“SORUN TÜRKİYE’NİN SORUNU!”
Manşet Haber 29.05.2020 15:24:00 0

“SORUN TÜRKİYE’NİN SORUNU!”

“SORUN TÜRKİYE’NİN SORUNU!”






Milliyetçi Hareket Partisi (MHP) Adana Milletvekili Muharrem Varlı, “Narenciye sektöründeki zarar tespit çalışmalarının ivedilikle bitirilmesini, zarar gören üreticilere finansal çözümler sunulmasını, ürün sigorta sistemindeki eksikliklerin giderilmesini umuyor ve talep ediyoruz.” dedi.

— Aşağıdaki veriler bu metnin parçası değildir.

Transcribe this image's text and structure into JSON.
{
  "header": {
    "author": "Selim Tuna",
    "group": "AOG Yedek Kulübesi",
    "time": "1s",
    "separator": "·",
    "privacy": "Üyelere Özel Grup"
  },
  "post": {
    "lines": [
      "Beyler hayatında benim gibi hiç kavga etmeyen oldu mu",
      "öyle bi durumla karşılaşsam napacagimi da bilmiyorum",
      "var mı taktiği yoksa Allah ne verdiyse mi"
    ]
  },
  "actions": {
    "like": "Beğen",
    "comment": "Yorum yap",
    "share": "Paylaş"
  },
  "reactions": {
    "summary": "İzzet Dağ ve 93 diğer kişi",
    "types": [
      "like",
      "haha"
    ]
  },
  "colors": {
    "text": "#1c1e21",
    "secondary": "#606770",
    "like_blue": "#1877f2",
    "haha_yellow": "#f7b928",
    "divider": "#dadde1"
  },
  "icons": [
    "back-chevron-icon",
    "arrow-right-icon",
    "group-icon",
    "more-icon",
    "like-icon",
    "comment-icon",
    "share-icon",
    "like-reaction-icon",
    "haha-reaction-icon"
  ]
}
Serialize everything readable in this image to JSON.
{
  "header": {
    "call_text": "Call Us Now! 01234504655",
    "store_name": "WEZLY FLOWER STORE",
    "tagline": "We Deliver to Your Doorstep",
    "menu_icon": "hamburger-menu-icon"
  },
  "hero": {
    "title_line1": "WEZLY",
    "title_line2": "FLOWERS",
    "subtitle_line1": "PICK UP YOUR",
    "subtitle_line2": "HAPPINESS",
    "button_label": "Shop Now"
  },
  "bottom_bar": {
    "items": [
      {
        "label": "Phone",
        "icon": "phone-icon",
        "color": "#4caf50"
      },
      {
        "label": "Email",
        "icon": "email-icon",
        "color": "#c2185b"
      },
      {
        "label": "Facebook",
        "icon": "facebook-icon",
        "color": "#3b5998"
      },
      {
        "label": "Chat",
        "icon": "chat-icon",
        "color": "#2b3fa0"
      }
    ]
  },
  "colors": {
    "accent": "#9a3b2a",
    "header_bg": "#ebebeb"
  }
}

MHP Adana Milletvekili Muharrem Varlı, son Ramazan Bayramından önce mevsim şartlarının üzerinde seyreden aşırı sıcak ve ile birlikte poyrazın etkisiyle Adana merkezli tüm Çukurova bölgesinde narenciye bahçelerinde meydana gelen verim kaybı sebebiyle yaşanan sorunu gündeme getirdi. Varlı, konuya ilişkin açıklamasında “Bölgemizde yaptığımız incelemeler ve edindiğimiz bilgilere göre narenciyede büyük oranlarda verim düşüşüne yol açacak olumsuz etkiler yaşanmıştır. Çiçekten henüz meyveye geçme aşamasında aşırı sıcak ve poyraza yakalanan limon, portakal ve bazı erkenci mandalina türlerindeki zarar oranının yüzde 80’e kadar çıktığı ifade edilmektedir.” ifadesini kullandı.

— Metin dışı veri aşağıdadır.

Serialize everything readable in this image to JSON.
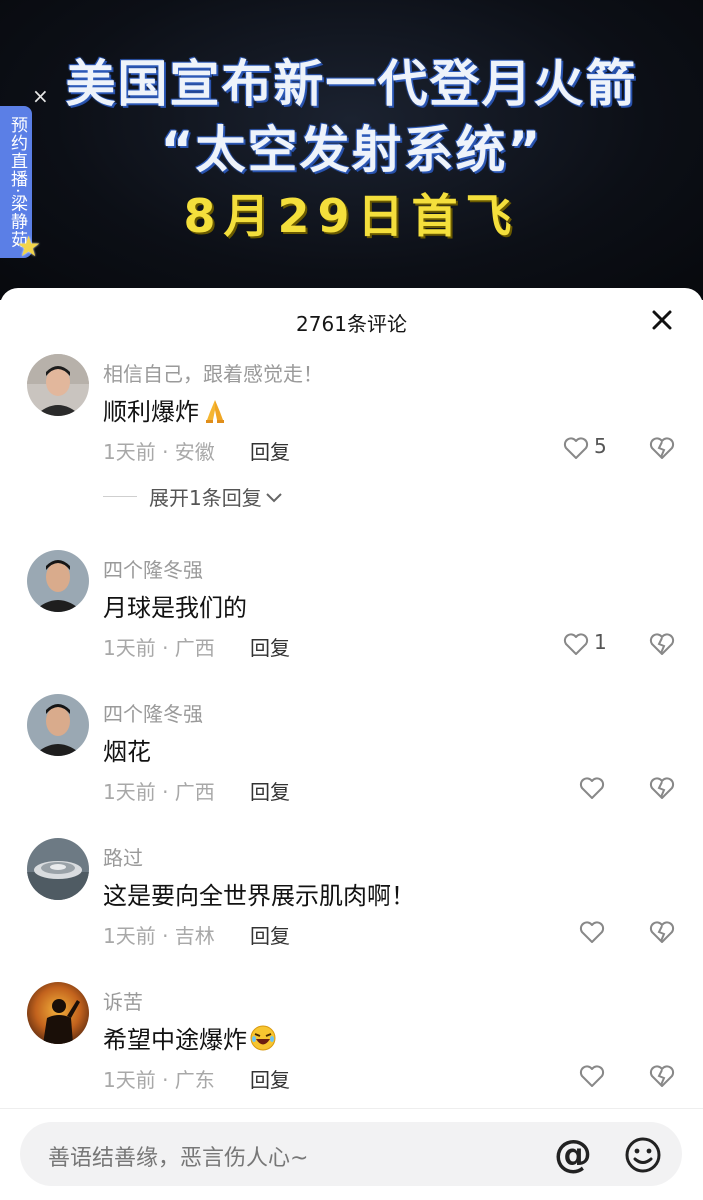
{
  "video": {
    "headline_line1": "美国宣布新一代登月火箭",
    "headline_line2": "“太空发射系统”",
    "headline_line3": "8月29日首飞",
    "live_tag": "预约直播·梁静茹",
    "live_close": "×"
  },
  "sheet": {
    "title": "2761条评论"
  },
  "comments": [
    {
      "username": "相信自己，跟着感觉走！",
      "text": "顺利爆炸",
      "time_location": "1天前 · 安徽",
      "reply_label": "回复",
      "likes": "5"
    },
    {
      "username": "四个隆冬强",
      "text": "月球是我们的",
      "time_location": "1天前 · 广西",
      "reply_label": "回复",
      "likes": "1"
    },
    {
      "username": "四个隆冬强",
      "text": "烟花",
      "time_location": "1天前 · 广西",
      "reply_label": "回复",
      "likes": ""
    },
    {
      "username": "路过",
      "text": "这是要向全世界展示肌肉啊！",
      "time_location": "1天前 · 吉林",
      "reply_label": "回复",
      "likes": ""
    },
    {
      "username": "诉苦",
      "text": "希望中途爆炸",
      "time_location": "1天前 · 广东",
      "reply_label": "回复",
      "likes": ""
    }
  ],
  "expand_replies": "展开1条回复",
  "input": {
    "placeholder": "善语结善缘，恶言伤人心~",
    "at_symbol": "@"
  },
  "icons": {
    "close": "close-icon",
    "like": "heart-icon",
    "dislike": "broken-heart-icon",
    "emoji": "smiley-icon"
  },
  "colors": {
    "headline_yellow": "#f4df3c",
    "live_tag_blue": "#5b7fe6"
  }
}
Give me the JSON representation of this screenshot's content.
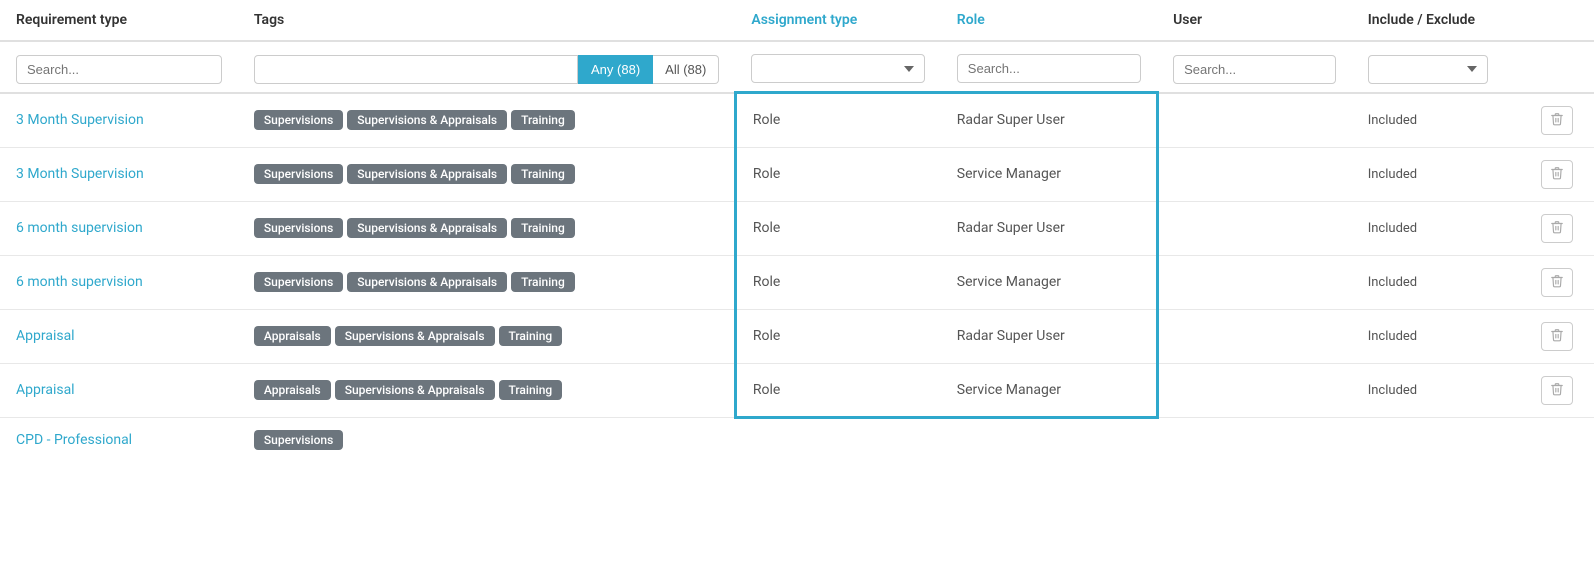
{
  "columns": {
    "req_type": "Requirement type",
    "tags": "Tags",
    "assign_type": "Assignment type",
    "role": "Role",
    "user": "User",
    "include_exclude": "Include / Exclude"
  },
  "filters": {
    "req_search_placeholder": "Search...",
    "tags_any_label": "Any (88)",
    "tags_all_label": "All (88)",
    "assign_placeholder": "",
    "role_search_placeholder": "Search...",
    "user_search_placeholder": "Search...",
    "include_placeholder": ""
  },
  "rows": [
    {
      "req": "3 Month Supervision",
      "tags": [
        "Supervisions",
        "Supervisions & Appraisals",
        "Training"
      ],
      "assign": "Role",
      "role": "Radar Super User",
      "user": "",
      "include": "Included"
    },
    {
      "req": "3 Month Supervision",
      "tags": [
        "Supervisions",
        "Supervisions & Appraisals",
        "Training"
      ],
      "assign": "Role",
      "role": "Service Manager",
      "user": "",
      "include": "Included"
    },
    {
      "req": "6 month supervision",
      "tags": [
        "Supervisions",
        "Supervisions & Appraisals",
        "Training"
      ],
      "assign": "Role",
      "role": "Radar Super User",
      "user": "",
      "include": "Included"
    },
    {
      "req": "6 month supervision",
      "tags": [
        "Supervisions",
        "Supervisions & Appraisals",
        "Training"
      ],
      "assign": "Role",
      "role": "Service Manager",
      "user": "",
      "include": "Included"
    },
    {
      "req": "Appraisal",
      "tags": [
        "Appraisals",
        "Supervisions & Appraisals",
        "Training"
      ],
      "assign": "Role",
      "role": "Radar Super User",
      "user": "",
      "include": "Included"
    },
    {
      "req": "Appraisal",
      "tags": [
        "Appraisals",
        "Supervisions & Appraisals",
        "Training"
      ],
      "assign": "Role",
      "role": "Service Manager",
      "user": "",
      "include": "Included"
    },
    {
      "req": "CPD - Professional",
      "tags": [
        "Supervisions"
      ],
      "assign": "",
      "role": "",
      "user": "",
      "include": ""
    }
  ],
  "delete_icon": "🗑",
  "dropdown_arrow": "▼"
}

Muharrem Varlı devamla şunları söyledi:





“Verim kaybı yüksek, üreticilerimiz mağdur; duyarsız kalamayız. Sektör temsilcileriyle de yaptığımız görüşmelerden sonra Adana ve Çukurova’da meydana gelen bu büyük sorunu Devletimizin ilgili birimlerine ve yetkili isimlere aktardık. Meseleye yoğunlaşıldığını memnuniyetle gözlemledik. Zarar tespit çalışmalarının başlatılmasını, TARSİM’in ise sıcak ve poyraz riskinin de poliçelerde yer almasını değerlendirecek olmasını önemsiyoruz. Çiftçi, işçi, esnaf, ihracatçı ülkemiz ekonomisinin birbirine bağlı zinciridir. Zincirdeki bir dişlinin kırılması tüm ekonomiyi olumsuz etkilemektedir. Dolayısıyla narenciye sektöründe meydana gelen sorunu bölgesel değil, Türkiye’nin sorunu olarak görüyoruz ve doğrusu da budur.”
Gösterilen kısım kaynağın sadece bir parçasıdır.